Peygamberimiz Hz. Muhammed (sav)'in kurduğu birlik ve kardeşlik ortamı, O'nun vefatından sonra Dört Halife döneminde de belirli ölçüde devam etmiştir. Hz. Ebubekir'den itibaren İslam toplumunun manevi liderlerine "Halifet-i Resulullah" veya "Halife" ünvanı verilmiştir. Bu dönemden sonra İslam Birliği, sahabenin önde gelen şahsiyetlerinin büyük çabalarına rağmen bozulmaya başlamış; ve sonuç olarak da çeşitli nedenlerden dolayı ayrılıklar meydana gelmiştir.
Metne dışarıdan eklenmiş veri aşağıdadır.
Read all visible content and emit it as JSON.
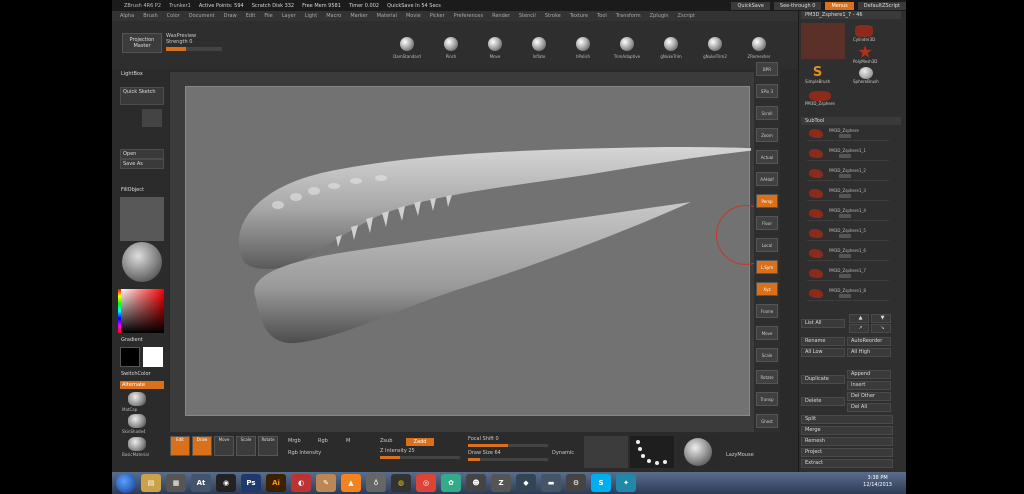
{
  "titlebar": {
    "app": "ZBrush 4R6 P2",
    "doc": "Trunker1",
    "active_points": "Active Points: 594",
    "scratch": "Scratch Disk 332",
    "free_mem": "Free Mem 9581",
    "timer": "Timer 0.002",
    "quicksave": "QuickSave In 54 Secs",
    "btn_quicksave": "QuickSave",
    "btn_seethrough": "See-through 0",
    "btn_menus": "Menus",
    "btn_script": "DefaultZScript"
  },
  "menubar": [
    "Alpha",
    "Brush",
    "Color",
    "Document",
    "Draw",
    "Edit",
    "File",
    "Layer",
    "Light",
    "Macro",
    "Marker",
    "Material",
    "Movie",
    "Picker",
    "Preferences",
    "Render",
    "Stencil",
    "Stroke",
    "Texture",
    "Tool",
    "Transform",
    "Zplugin",
    "Zscript"
  ],
  "shelf": {
    "projection_line1": "Projection",
    "projection_line2": "Master",
    "lightbox_label": "WaxPreview",
    "strength_label": "Strength 0",
    "brushes": [
      "DamStandard",
      "Pinch",
      "Move",
      "Inflate",
      "hPolish",
      "TrimAdaptive",
      "gNukeTrim",
      "gNukeTrim2",
      "ZRemesher"
    ]
  },
  "left": {
    "lightbox": "LightBox",
    "quick_sketch": "Quick Sketch",
    "open": "Open",
    "save_as": "Save As",
    "fill_object": "FillObject",
    "gradient": "Gradient",
    "switch_color": "SwitchColor",
    "alternate": "Alternate",
    "mats": [
      "MatCap",
      "SkinShade4",
      "BasicMaterial"
    ]
  },
  "right_shelf": [
    "BPR",
    "SPix 3",
    "Scroll",
    "Zoom",
    "Actual",
    "AAHalf",
    "Persp",
    "Floor",
    "Local",
    "L.Sym",
    "Xyz",
    "Frame",
    "Move",
    "Scale",
    "Rotate",
    "Transp",
    "Ghost",
    "Solo"
  ],
  "tool": {
    "current": "PM3D_Zsphere1_7 - 46",
    "icons": [
      "PM3D_Zsphere",
      "Cylinder3D",
      "PolyMesh3D",
      "SimpleBrush",
      "SphereBrush",
      "PM3D_Zsphere"
    ],
    "subtool_title": "SubTool",
    "subtools": [
      "PM3D_Zsphere",
      "PM3D_Zsphere1_1",
      "PM3D_Zsphere1_2",
      "PM3D_Zsphere1_3",
      "PM3D_Zsphere1_4",
      "PM3D_Zsphere1_5",
      "PM3D_Zsphere1_6",
      "PM3D_Zsphere1_7",
      "PM3D_Zsphere1_8"
    ],
    "list_all": "List All",
    "rename": "Rename",
    "autoreorder": "AutoReorder",
    "all_low": "All Low",
    "all_high": "All High",
    "duplicate": "Duplicate",
    "append": "Append",
    "insert": "Insert",
    "delete": "Delete",
    "del_other": "Del Other",
    "del_all": "Del All",
    "split": "Split",
    "merge": "Merge",
    "remesh": "Remesh",
    "project": "Project",
    "extract": "Extract"
  },
  "bottom": {
    "edit": "Edit",
    "draw": "Draw",
    "move": "Move",
    "scale": "Scale",
    "rotate": "Rotate",
    "mrgb": "Mrgb",
    "rgb": "Rgb",
    "m": "M",
    "zsub": "Zsub",
    "zadd": "Zadd",
    "rgb_intensity": "Rgb Intensity",
    "z_intensity": "Z Intensity 25",
    "focal_shift": "Focal Shift 0",
    "draw_size": "Draw Size 64",
    "dynamic": "Dynamic",
    "lazymouse": "LazyMouse"
  },
  "taskbar": {
    "time": "3:38 PM",
    "date": "12/14/2013"
  },
  "colors": {
    "accent": "#d9701c",
    "panel": "#2a2a2a",
    "canvas": "#727272"
  }
}
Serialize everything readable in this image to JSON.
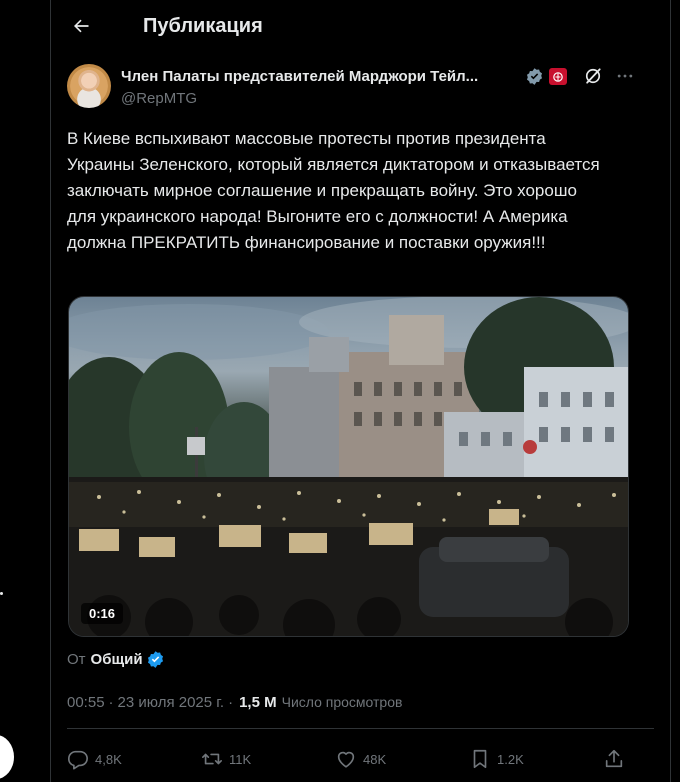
{
  "header": {
    "title": "Публикация"
  },
  "author": {
    "name": "Член Палаты представителей Марджори Тейл...",
    "handle": "@RepMTG"
  },
  "post": {
    "text": "В Киеве вспыхивают массовые протесты против президента Украины Зеленского, который является диктатором и отказывается заключать мирное соглашение и прекращать войну. Это хорошо для украинского народа! Выгоните его с должности! А Америка должна ПРЕКРАТИТЬ финансирование и поставки оружия!!!",
    "video_duration": "0:16"
  },
  "source": {
    "prefix": "От",
    "name": "Общий"
  },
  "meta": {
    "time": "00:55",
    "separator": "·",
    "date": "23 июля 2025 г.",
    "views": "1,5 М",
    "views_label": "Число просмотров"
  },
  "actions": {
    "replies": "4,8K",
    "reposts": "11K",
    "likes": "48K",
    "bookmarks": "1.2K"
  },
  "colors": {
    "background": "#000000",
    "text": "#e7e9ea",
    "muted": "#71767b",
    "verified": "#1d9bf0",
    "border": "#2f3336"
  },
  "icons": {
    "back": "arrow-left-icon",
    "verified": "verified-badge-icon",
    "gov": "gov-flag-icon",
    "grok": "grok-icon",
    "more": "more-horizontal-icon",
    "reply": "reply-icon",
    "repost": "repost-icon",
    "like": "heart-icon",
    "bookmark": "bookmark-icon",
    "share": "share-icon"
  }
}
Müslümanların içinde bulunduğu bu durum karşısında, hem basiret sahibi yöneticiler hem de birçok bilim adamı çeşitli fikirler öne sürmüş ve İslam Birliği'nin yeniden oluşması için çaba göstermişlerdir. Bunların arasında Ebu Hasan el-Maverdi, Ebu Hamid Muhammed Gazali ve Bedrettin İbn Cema'nın görüşleri, birliğin yeniden sağlanabilmesi açısından önemlidir. Bu ilim adamları, İslam Birliği'ni yeniden kurabilmek ve Müslümanları tek çatı altında toplayabilmek için; nasıl bir liderin başa geçebileceğini, bu birliğin nasıl gerçekleşeceğini araştırmış ve bu konuda çeşitli fetvalar vermişlerdir.
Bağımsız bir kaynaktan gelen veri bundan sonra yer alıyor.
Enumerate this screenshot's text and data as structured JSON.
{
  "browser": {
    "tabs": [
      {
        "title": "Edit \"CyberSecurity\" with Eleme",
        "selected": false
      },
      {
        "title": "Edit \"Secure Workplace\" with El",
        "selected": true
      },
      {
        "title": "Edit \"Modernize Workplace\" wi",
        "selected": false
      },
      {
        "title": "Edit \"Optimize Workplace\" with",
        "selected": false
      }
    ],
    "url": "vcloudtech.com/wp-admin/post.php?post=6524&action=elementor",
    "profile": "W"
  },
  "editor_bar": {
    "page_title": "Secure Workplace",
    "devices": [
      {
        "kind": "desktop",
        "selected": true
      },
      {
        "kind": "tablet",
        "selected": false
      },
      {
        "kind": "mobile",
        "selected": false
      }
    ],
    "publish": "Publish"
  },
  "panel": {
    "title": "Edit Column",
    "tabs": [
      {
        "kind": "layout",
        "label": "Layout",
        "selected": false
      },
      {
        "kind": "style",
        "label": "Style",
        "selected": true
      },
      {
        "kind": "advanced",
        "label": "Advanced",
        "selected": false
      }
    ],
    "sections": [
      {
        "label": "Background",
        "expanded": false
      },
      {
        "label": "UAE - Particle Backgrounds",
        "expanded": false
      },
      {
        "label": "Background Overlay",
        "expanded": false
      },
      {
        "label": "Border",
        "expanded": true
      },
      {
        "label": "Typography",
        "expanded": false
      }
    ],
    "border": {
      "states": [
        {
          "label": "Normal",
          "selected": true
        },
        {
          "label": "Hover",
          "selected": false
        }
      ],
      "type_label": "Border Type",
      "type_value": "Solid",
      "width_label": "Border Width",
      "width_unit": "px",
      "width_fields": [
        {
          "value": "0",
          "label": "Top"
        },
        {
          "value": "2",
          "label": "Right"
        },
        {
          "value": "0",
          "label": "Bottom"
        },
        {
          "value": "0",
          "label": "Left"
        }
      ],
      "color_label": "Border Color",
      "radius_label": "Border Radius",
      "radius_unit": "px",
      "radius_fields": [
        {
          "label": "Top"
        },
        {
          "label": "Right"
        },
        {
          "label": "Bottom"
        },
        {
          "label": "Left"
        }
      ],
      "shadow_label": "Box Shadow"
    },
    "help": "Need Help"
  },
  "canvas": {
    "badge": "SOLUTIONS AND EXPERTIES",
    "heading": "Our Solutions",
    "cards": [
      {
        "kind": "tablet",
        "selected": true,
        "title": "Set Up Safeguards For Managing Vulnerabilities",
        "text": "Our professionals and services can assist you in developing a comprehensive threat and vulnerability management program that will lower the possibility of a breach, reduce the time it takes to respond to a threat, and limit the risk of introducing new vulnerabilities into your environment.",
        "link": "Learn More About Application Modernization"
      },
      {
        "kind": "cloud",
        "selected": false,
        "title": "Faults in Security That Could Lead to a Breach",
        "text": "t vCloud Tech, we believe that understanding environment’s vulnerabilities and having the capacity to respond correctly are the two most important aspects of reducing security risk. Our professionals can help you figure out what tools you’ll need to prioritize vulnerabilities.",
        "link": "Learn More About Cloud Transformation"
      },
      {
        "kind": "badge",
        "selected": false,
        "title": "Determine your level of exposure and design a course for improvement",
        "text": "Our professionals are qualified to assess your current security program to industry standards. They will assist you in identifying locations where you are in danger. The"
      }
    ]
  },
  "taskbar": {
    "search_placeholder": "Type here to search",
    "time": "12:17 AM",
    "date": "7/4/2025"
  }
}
Selahaddin Eyyubi'nin Kurduğu İslam Birliği

Bu dönemde İslam aleminde güçlü bir birlik olmaması, Haçlı Seferleri sırasında büyük bir felaket yaşanmasına yol açmıştır. Ancak bu gidişatı durduran kişi, büyük komutan Selahaddin Eyyubi olmuştur. Müslümanları bir bayrak altında birleştiren Eyyubi, hem Haçlı işgaline karşı büyük bir direniş başlatmış, hem de Müslümanlar için birlik ve beraberlik duygularını pekiştirmiştir. Ayrıca onun döneminde büyük bir bilim ve kültür seferberliği yaşanmış, üniversiteler ve kütüphaneler kurulmuş, büyük sanat eserleri inşa edilmiştir.
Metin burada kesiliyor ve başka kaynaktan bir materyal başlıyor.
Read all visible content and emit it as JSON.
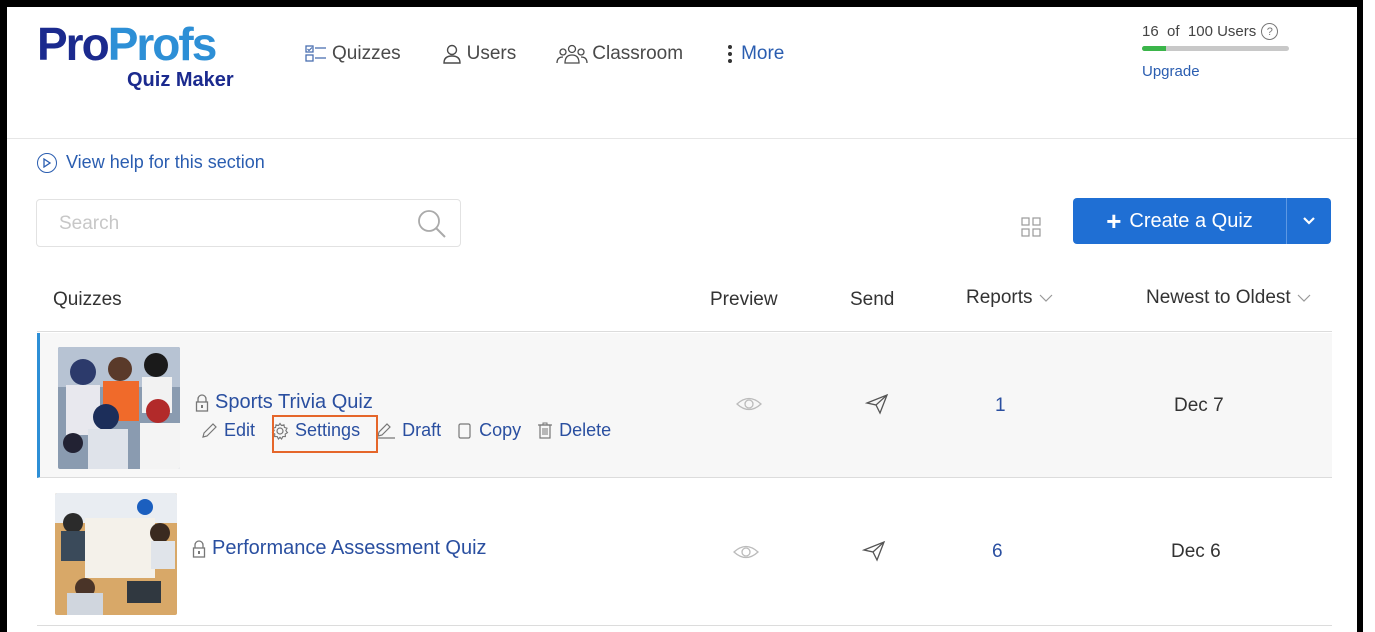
{
  "logo": {
    "pro": "Pro",
    "profs": "Profs",
    "sub": "Quiz Maker"
  },
  "nav": [
    {
      "label": "Quizzes",
      "icon": "quizzes-icon"
    },
    {
      "label": "Users",
      "icon": "user-icon"
    },
    {
      "label": "Classroom",
      "icon": "classroom-icon"
    },
    {
      "label": "More",
      "icon": "more-dots-icon"
    }
  ],
  "users": {
    "count": "16",
    "of": "of",
    "total": "100",
    "label": "Users",
    "upgrade": "Upgrade",
    "progress_fraction": 0.16
  },
  "help": {
    "label": "View help for this section"
  },
  "search": {
    "placeholder": "Search",
    "value": ""
  },
  "create": {
    "label": "Create a Quiz"
  },
  "table": {
    "headers": {
      "quizzes": "Quizzes",
      "preview": "Preview",
      "send": "Send",
      "reports": "Reports",
      "sort": "Newest to Oldest"
    },
    "rows": [
      {
        "title": "Sports Trivia Quiz",
        "reports": "1",
        "date": "Dec 7",
        "actions": {
          "edit": "Edit",
          "settings": "Settings",
          "draft": "Draft",
          "copy": "Copy",
          "delete": "Delete"
        }
      },
      {
        "title": "Performance Assessment Quiz",
        "reports": "6",
        "date": "Dec 6"
      }
    ]
  },
  "colors": {
    "accent": "#1f6fd4",
    "highlight": "#e5662a",
    "link": "#2a4fa0",
    "progress": "#3bb54a"
  }
}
Tarihi kaynaklara göre; Selahaddin Eyyubi'nin ve onun önderliğinde kurulan İslam Birliği'nin en dikkat çeken yönü ise, Kuran ahlakının gereği olan adalet, hoşgörü ve barışçılık gibi erdemleri en iyi biçimde temsil etmesidir. Selahaddin Eyyubi genellikle Haçlılara karşı kazandığı askeri zaferle anılmış; ancak onun çok belirgin bir diğer özelliği ise, gerek Haçlılara gerekse tüm diğer Hıristiyanlara karşı son derece adil ve bağışlayıcı davranması olmuştur. Haçlıların Müslümanlara çok büyük zulümler uygulamalarına rağmen, Selahaddin Eyyubi adaletten ayrılmamış ve Kudüs'ü fethettiğinde kentteki hiçbir Hıristiyana zarar verilmesine izin vermemiştir. Selahaddin Eyyubi'nin bu konudaki dikkat çekici bir başka yönü, kendi tarafındaki sertlik yanlılarını da dizginlemiş olmasıdır. III. Haçlı Seferi'nde üç bin Müslüman sivilin katledilmesi üzerine, bazı kişiler intikam arayışına girmişler ve bunu da Yafa kentindeki (bugünkü Tel-Aviv) Hıristiyanlara karşı toplu bir kıyıma girişerek uygulamak istemişlerdir. Selahaddin Eyyubi, kendi ordusu içindeki bu radikal eğilimi durdurmak, yatıştırmak ve Yafa'daki Hıristiyanlara güvenlik sağlamak için büyük çaba göstermiş ve bunda da başarılı olmuştur.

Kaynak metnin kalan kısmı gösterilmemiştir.